2つのデータ型
唐突ですがこの2つの違いが分かりますか?
var a = "abc";
var b = new String("abc");
下記のコードを実行すると、何かが異なりそうだということが分かります。
var a = "abc";
var b = new String("abc");
alert(typeof a);
alert(typeof b);
aは「string」と評価され、bは「object」と評価されます。これはaに代入している「"abc"」という値はstringのプリミティブ型であり、bに代入している「new String("abc")」で生成される値はオブジェクト型であることを示しています。
オブジェクトとプリミティブ型の違い
JavaScriptには大きく分けてオブジェクト型とプリミティブ型の2つのデータ型があります。

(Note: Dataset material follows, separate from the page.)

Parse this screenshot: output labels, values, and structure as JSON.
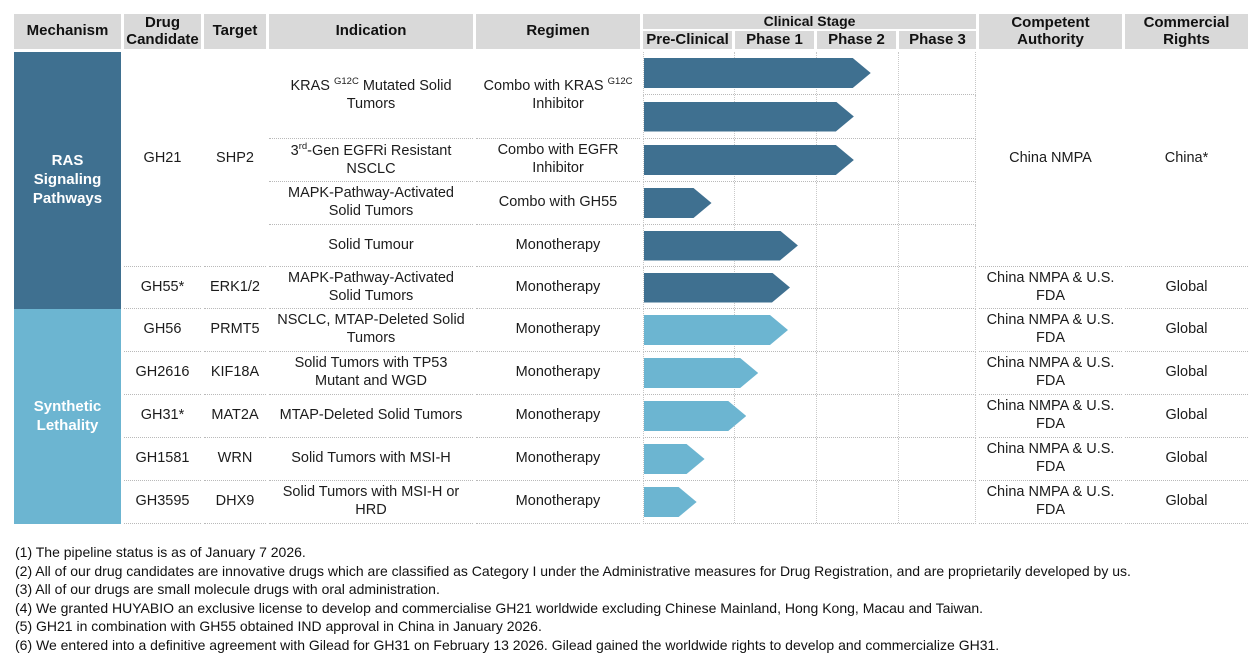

両者の違いはあまり意識されることはありませんが、実は大きな違いがあります。オブジェクト型は値のほかに、さまざまなプロパティやメソッドを持つことができます。一方でプリミティブ型は値のみを持ち、プロパティやメソッドを持つことができません。こう書くと『プリミティブ型と呼んでいるものでも、プロパティやメソッドにアクセスできるじゃないか』と思われる方もいらっしゃるかも知れません。
例えば以下のように。
var a = "abc";
alert(a.length);
しかしプリミティブ型に対しプロパティの参照やメソッドの呼び出しがあった場合には、以下のように一時的・暗黙的にオブジェクト型に変換されているのです。
var a = "abc";
alert((new String(a)).length);
このことは以下のコードで確かめることができます。
String.prototype.name = "no name";
var b = new String("abc");
b.name = "name is b";
alert(b.name);
これは「"name is a"」になります。
String.prototype.name = "no name";
var a = "abc";
a.name = "name is a";
alert(a.name);
これは「"no name"」になります。
つまりこちらは内部的に以下のコードに変換されているのです。
String.prototype.name = "none";
var a = "123";
(new String(a)).name = "name is a";
alert((new String(a)).name);
stringのnameというプロパティに値を代入(しようと)すると、エラーは出ないもののアクセスするたびに新しいオブジェクトを生成する為、値を保持することができないのです。
プリミティブ型とオブジェクト型は混同してしまいがちです。多くの場合、区別できなくても困ることはないと思います。しかし多くの経験を重ねれば、いつかこのようなコードに遭遇するかもしれません。そのときに十分な理解ができていなければ「なんかよくわかんない、バグじゃないの?」などと間違った判断をしかねません。プロのSEならばきちんと理解し、区別できるようになっておきたいところです。